Insurance is a global marketplace tends to be associated with public distrust. According to Australia’s Reader’s Digest’s ‘Most Trusted Professions 2013’ poll, insurance came in at 48th position among 50 professions ranked in order of their trustworthiness, only surpassed by politicians and door-to-door salespeople.
The lack of trust primarily comes from the dissatisfaction of claims servicing. No one reads their insurance policies and in general, people do not clearly understand the idea of the insurance coverage that is what the insurance policies provide protection against. Also, the premium pricing is way too complex for any common people to understand.
This presents unique challenges to technology innovations. In recent years, with Artificial Intelligence (AI) and Machine Learning (ML) entering a new era, a wide range of applications have emerged, from automated translation, autonomous cars to cancer detection. Such overwhelming application gives a legitimate rise to hopes for the benefits of this new technology will bring not only to the business but to the larger society. The insurance industry is also experiencing a transformation driven by the AI-ML wave. Experts think that AI will drive savings for insurance carriers, brokers and policyholders in three key ways.
1. Behavioral Policy Pricing: Ubiquitous Internet of Things (IoT) sensors will provide personalized data to pricing platforms, allowing safer drivers to pay less for auto insurance (known as usage-based insurance) and people with healthier lifestyles to pay less for health insurance.
2. Customer Experience & Coverage Personalization: A I w ill e nable a seamless automated buying experience, using chatbots that can pull on customers’ geographic and social data for personalized interactions. Carriers will also allow users to customize coverage for specific items and events (known as on-demand insurance).

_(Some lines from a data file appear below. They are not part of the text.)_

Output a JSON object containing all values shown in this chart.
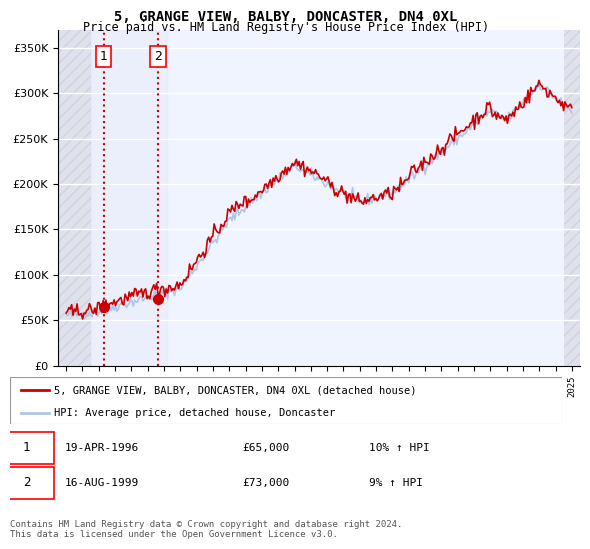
{
  "title": "5, GRANGE VIEW, BALBY, DONCASTER, DN4 0XL",
  "subtitle": "Price paid vs. HM Land Registry's House Price Index (HPI)",
  "legend_line1": "5, GRANGE VIEW, BALBY, DONCASTER, DN4 0XL (detached house)",
  "legend_line2": "HPI: Average price, detached house, Doncaster",
  "transaction1_date": "19-APR-1996",
  "transaction1_price": "£65,000",
  "transaction1_hpi": "10% ↑ HPI",
  "transaction1_year": 1996.3,
  "transaction1_value": 65000,
  "transaction2_date": "16-AUG-1999",
  "transaction2_price": "£73,000",
  "transaction2_hpi": "9% ↑ HPI",
  "transaction2_year": 1999.62,
  "transaction2_value": 73000,
  "footer": "Contains HM Land Registry data © Crown copyright and database right 2024.\nThis data is licensed under the Open Government Licence v3.0.",
  "ylim": [
    0,
    370000
  ],
  "xlim_start": 1993.5,
  "xlim_end": 2025.5,
  "hpi_color": "#aec6e8",
  "price_color": "#cc0000",
  "background_color": "#ddeeff",
  "hatch_color": "#bbbbcc"
}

3. Faster, Customized Claims Settlement: Online interfaces and virtual claims adjusters will make it more efficient to settle and pay claims following an accident, while simultaneously decreasing the likelihood of fraud. Customers will also be able to select whose premiums will be used to pay their claims (known as peer-to-peer insurance).
Some of the traditional insurance giants are trying to move into a ‘payer to partner’ kind of role and provide more support to the insureds than just settling their claims. Settling claims faster may satisfy some customers but it may not always be judicious for insurers to do so to remain sustainable.
Then there are insurers who are continuously innovating. Lemonade insurance in the US, for example, created a new business model for insurance based on technology and behavioral economics. The use of AI heavily, to deliver insurance policies and handle claims. They have also introduced the social good aspect in their business model, where underwriting profits go to nonprofits of the insureds’ choice, in the company's annual ‘Giveback’. This may help the industry to get some trust from the customers.
One thing is for sure. The status quo insurance business’ days are numbered. With more data and advancement in technology, newer types of business models like ala Lemonade insurance will emerge and only the fittest will survive.